Goodyear, 2040 yılına kadar petrolden elde edilen yağları kullanmayı tamamen bırakacak. Sorumlu bir şekilde tedarik edilen soya fasulyesi yağı, ABD menşeili lastik devinin hedefine ulaşmasına yardımcı olacak. Bu yağ, diğer yağlar gibi işlev görebilen biyo-bazlı bir malzeme olma özelliği taşıyor. Goodyear, bu konudaki hedefinde hâlihazırda etkileyici bir noktaya ulaşmış durumda. Hedef, 2020 sonunda soya yağı kullanımının %25 oranında artması idi ancak Goodyear bu kullanımı, 2019 içerisinde %90 oranında arttırdı.

Goodyear Performansı Arttırırken Emisyonu Azaltıyor

Goodyear, soya fasulyesi yağı kullanarak petrol bazlı yağların kullanımını her yıl 22 milyon galona kadar azaltabiliyor. Aynı zamanda bu sayede kauçuk bileşiği formülasyonunda kullanılan polimerler daha kolay bir şekilde karışıyor. Böylece lastik üretimi sırasında hem enerji kullanımı hem de sera gazı emisyonları azaltılıyor. Bu da Goodyear’ın bu gazları 2023 yılına kadar % 25 oranında azaltma hedefine ulaşmasına katkıda bulunuyor.

Goodyear Lastiklerinin İmalat Süreci Kısalıyor

Goodyear’ın hammadde geliştirme ve güçlendirme teknolojisi baş mühendisi Dr. Bob Woloszynek: “Bu yavaş değişim, imalat sürecinde önemli iyileştirmelerle sonuçlanıyor. Tesislerimizde değerlendirmeler yaptık ve karıştırma süresini % 7 ila 15 oranında azalttık. Daha sonra bunu enerji tasarrufuna çevirebilir veya yeni kapasiteler yaratabiliriz.”
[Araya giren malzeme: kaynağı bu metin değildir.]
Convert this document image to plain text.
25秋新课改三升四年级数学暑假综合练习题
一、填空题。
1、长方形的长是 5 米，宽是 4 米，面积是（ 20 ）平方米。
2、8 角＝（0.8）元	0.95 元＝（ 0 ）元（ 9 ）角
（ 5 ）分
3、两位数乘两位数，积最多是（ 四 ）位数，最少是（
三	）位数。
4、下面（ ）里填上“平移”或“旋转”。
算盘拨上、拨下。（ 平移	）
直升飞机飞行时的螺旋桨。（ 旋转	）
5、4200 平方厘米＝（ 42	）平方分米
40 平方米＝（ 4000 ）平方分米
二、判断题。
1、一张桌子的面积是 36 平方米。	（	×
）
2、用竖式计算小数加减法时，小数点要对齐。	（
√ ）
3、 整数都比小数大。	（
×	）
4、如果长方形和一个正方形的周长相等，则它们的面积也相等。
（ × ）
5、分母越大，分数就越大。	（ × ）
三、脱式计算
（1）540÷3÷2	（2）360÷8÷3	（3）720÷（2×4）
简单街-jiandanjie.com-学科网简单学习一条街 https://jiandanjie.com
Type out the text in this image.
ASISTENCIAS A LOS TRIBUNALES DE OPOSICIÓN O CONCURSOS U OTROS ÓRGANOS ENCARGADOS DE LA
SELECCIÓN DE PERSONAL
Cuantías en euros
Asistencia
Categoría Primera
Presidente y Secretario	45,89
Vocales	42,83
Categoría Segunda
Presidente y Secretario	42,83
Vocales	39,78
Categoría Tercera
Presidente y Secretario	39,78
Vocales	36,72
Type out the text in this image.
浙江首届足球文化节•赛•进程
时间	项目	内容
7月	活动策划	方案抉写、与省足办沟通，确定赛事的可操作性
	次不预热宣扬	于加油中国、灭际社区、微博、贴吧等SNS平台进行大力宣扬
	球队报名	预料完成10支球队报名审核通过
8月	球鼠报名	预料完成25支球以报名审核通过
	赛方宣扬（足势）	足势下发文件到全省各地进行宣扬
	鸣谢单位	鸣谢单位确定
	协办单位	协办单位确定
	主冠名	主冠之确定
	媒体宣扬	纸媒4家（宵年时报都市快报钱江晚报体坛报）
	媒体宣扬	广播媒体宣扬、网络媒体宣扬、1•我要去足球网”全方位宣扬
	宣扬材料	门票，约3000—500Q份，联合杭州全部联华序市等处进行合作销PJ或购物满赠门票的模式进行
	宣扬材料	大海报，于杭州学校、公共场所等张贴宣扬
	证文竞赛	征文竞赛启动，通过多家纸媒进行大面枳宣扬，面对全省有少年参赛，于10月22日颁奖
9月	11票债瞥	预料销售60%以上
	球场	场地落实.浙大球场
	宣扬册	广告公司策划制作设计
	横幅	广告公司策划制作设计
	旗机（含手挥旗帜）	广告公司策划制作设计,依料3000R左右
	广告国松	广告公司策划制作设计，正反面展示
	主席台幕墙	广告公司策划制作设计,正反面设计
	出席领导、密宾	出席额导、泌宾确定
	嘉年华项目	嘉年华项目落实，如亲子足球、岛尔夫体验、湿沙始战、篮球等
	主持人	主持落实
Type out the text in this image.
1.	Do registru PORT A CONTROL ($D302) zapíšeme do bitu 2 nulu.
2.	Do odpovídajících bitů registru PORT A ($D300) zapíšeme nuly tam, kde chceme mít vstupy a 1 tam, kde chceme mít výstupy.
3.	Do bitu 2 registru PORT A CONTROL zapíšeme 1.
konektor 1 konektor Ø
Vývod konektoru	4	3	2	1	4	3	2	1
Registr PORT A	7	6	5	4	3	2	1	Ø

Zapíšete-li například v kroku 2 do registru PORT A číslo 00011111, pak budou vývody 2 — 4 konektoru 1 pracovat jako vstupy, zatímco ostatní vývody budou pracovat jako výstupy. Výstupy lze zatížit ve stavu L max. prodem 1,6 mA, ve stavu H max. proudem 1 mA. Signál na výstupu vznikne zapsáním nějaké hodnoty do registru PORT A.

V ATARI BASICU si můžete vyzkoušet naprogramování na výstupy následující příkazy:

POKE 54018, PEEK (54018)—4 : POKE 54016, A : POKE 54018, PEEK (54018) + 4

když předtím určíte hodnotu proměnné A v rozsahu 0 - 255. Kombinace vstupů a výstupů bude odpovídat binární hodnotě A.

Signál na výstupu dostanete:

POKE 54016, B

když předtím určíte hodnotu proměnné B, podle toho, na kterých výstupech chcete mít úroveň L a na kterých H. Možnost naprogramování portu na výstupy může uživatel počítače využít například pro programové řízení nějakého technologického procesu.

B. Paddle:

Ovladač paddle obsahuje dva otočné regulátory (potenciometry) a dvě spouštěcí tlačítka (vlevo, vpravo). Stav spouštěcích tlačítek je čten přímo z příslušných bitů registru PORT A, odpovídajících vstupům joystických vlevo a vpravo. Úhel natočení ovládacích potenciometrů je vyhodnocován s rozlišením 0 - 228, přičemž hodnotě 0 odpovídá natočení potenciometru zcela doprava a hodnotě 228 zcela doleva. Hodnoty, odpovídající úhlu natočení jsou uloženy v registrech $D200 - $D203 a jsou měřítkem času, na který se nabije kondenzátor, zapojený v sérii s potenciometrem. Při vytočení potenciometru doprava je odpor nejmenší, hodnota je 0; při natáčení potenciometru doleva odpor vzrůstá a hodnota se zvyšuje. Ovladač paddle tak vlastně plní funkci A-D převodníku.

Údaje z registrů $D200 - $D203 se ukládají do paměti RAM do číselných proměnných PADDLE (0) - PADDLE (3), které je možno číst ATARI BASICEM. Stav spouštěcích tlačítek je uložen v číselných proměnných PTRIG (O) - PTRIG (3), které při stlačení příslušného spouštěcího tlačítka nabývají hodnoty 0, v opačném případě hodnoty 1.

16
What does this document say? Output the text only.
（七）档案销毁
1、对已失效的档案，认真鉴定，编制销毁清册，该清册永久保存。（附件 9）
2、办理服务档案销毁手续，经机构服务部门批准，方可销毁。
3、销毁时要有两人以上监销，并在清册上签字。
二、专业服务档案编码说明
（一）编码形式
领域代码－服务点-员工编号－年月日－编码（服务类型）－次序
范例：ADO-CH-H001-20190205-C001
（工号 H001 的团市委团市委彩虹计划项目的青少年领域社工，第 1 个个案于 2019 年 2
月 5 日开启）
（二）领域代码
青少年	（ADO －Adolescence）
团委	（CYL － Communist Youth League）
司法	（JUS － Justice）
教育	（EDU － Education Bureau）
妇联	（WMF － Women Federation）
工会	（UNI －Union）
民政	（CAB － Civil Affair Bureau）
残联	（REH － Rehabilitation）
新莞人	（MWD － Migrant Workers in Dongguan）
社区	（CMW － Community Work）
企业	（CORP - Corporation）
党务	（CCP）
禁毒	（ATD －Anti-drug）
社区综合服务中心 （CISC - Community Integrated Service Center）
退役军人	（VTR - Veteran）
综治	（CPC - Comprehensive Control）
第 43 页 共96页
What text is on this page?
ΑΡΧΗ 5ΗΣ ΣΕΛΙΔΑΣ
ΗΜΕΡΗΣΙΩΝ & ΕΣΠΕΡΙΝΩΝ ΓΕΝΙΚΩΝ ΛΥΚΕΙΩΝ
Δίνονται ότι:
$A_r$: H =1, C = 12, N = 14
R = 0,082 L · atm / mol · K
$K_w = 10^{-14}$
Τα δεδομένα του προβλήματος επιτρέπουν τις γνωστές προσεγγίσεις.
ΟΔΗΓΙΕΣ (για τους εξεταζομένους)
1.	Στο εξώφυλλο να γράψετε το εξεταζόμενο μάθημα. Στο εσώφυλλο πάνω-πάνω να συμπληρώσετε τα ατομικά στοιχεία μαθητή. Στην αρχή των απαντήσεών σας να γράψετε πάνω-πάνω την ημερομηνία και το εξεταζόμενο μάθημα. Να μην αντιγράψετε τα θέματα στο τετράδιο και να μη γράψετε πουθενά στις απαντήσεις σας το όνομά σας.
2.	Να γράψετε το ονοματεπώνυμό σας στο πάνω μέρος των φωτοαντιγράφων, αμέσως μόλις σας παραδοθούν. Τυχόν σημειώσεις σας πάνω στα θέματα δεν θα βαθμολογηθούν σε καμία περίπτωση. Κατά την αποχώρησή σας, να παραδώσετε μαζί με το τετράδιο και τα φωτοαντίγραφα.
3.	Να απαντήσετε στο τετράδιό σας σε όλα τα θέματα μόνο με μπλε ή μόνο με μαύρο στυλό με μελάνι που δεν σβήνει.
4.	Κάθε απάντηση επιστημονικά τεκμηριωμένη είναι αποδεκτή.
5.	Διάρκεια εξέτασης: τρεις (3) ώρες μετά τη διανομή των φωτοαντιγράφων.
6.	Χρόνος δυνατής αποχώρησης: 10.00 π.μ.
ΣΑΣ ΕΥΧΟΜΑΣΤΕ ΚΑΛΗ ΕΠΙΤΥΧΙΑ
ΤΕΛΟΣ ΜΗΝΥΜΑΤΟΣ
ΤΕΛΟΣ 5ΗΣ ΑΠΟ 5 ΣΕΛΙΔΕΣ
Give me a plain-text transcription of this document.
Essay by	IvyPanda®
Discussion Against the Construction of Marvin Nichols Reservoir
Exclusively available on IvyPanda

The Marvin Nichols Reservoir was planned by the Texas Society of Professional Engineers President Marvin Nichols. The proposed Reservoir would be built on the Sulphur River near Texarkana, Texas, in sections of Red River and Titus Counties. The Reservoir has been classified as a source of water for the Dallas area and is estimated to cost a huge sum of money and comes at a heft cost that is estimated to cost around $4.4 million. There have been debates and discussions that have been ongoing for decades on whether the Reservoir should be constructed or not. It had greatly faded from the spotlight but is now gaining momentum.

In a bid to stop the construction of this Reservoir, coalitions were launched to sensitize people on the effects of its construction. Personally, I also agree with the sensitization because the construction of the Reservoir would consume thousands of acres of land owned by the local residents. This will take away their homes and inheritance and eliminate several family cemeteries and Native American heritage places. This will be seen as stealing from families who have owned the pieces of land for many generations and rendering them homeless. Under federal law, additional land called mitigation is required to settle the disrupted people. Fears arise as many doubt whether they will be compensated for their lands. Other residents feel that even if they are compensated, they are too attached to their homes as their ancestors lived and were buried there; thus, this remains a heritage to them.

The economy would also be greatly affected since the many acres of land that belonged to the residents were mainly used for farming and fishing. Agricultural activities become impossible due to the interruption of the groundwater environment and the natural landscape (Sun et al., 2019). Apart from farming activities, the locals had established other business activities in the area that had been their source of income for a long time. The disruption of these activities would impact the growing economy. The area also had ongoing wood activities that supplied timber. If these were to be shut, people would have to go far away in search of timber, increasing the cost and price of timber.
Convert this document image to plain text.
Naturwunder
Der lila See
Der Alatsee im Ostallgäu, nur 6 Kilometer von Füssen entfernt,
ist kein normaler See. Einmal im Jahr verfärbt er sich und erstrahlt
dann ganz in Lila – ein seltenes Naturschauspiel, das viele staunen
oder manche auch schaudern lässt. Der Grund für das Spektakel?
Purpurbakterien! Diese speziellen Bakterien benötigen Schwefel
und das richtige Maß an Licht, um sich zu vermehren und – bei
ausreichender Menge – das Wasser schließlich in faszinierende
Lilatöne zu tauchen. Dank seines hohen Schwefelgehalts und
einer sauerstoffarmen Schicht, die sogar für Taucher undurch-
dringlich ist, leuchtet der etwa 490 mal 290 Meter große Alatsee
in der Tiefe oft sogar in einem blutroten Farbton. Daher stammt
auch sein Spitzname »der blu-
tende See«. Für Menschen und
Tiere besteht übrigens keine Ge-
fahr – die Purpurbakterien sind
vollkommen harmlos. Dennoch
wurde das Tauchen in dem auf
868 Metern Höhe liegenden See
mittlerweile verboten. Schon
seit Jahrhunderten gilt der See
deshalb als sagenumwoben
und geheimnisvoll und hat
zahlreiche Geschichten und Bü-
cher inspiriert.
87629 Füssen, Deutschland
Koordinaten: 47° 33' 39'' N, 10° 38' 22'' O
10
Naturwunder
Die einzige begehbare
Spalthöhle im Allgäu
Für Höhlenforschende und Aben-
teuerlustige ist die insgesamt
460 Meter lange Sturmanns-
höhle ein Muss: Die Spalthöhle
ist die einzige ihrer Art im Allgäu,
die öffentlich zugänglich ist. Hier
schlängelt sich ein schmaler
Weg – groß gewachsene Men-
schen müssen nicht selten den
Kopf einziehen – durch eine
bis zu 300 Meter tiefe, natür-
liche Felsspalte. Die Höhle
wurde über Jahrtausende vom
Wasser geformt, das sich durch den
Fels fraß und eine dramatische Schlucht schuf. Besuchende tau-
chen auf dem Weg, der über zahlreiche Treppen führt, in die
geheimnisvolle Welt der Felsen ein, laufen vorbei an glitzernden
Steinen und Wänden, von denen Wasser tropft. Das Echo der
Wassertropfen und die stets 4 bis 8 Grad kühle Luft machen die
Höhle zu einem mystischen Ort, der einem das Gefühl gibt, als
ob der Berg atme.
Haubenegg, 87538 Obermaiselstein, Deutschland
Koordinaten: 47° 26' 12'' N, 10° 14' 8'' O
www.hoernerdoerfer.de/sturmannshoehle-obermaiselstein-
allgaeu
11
Bitkisel Yağlar ile Lastik Performansı Artıyor

Peki, Goodyear neden soya fasulyesi yağını tercih ediyor? Bunun nedeni bitkisel bir yağ olarak kauçuk formülasyonu ile uyumlu bir yapıya sahip olması. Soya fasulyesi yağı, ıslak zeminlerde ve kış koşullarında performans için mükemmel özellikler sunuyor. Bunun yanında Goodyear EfficientGrip Performance 2 lastik bileşiğinde ayçiçek yağı kullanılıyor.

Dr. Woloszynek: “Lastiklerin tek bir özelliğini öne çıkarmak çok kolaydır ancak bu, diğer performans özelliklerinden feragat etmeyi gerektirebilir. Biz, diğer özellikleri ıskalamadan lastiklerin performansını önemli ölçüde geliştirdik. Soya fasulyesi yağına benzer bitki veya bitkisel yağlarının çok küçük farklılıkları bulunuyor. Ancak biz, bu ürünün performans avantajlarını genişletmeyi başardık.”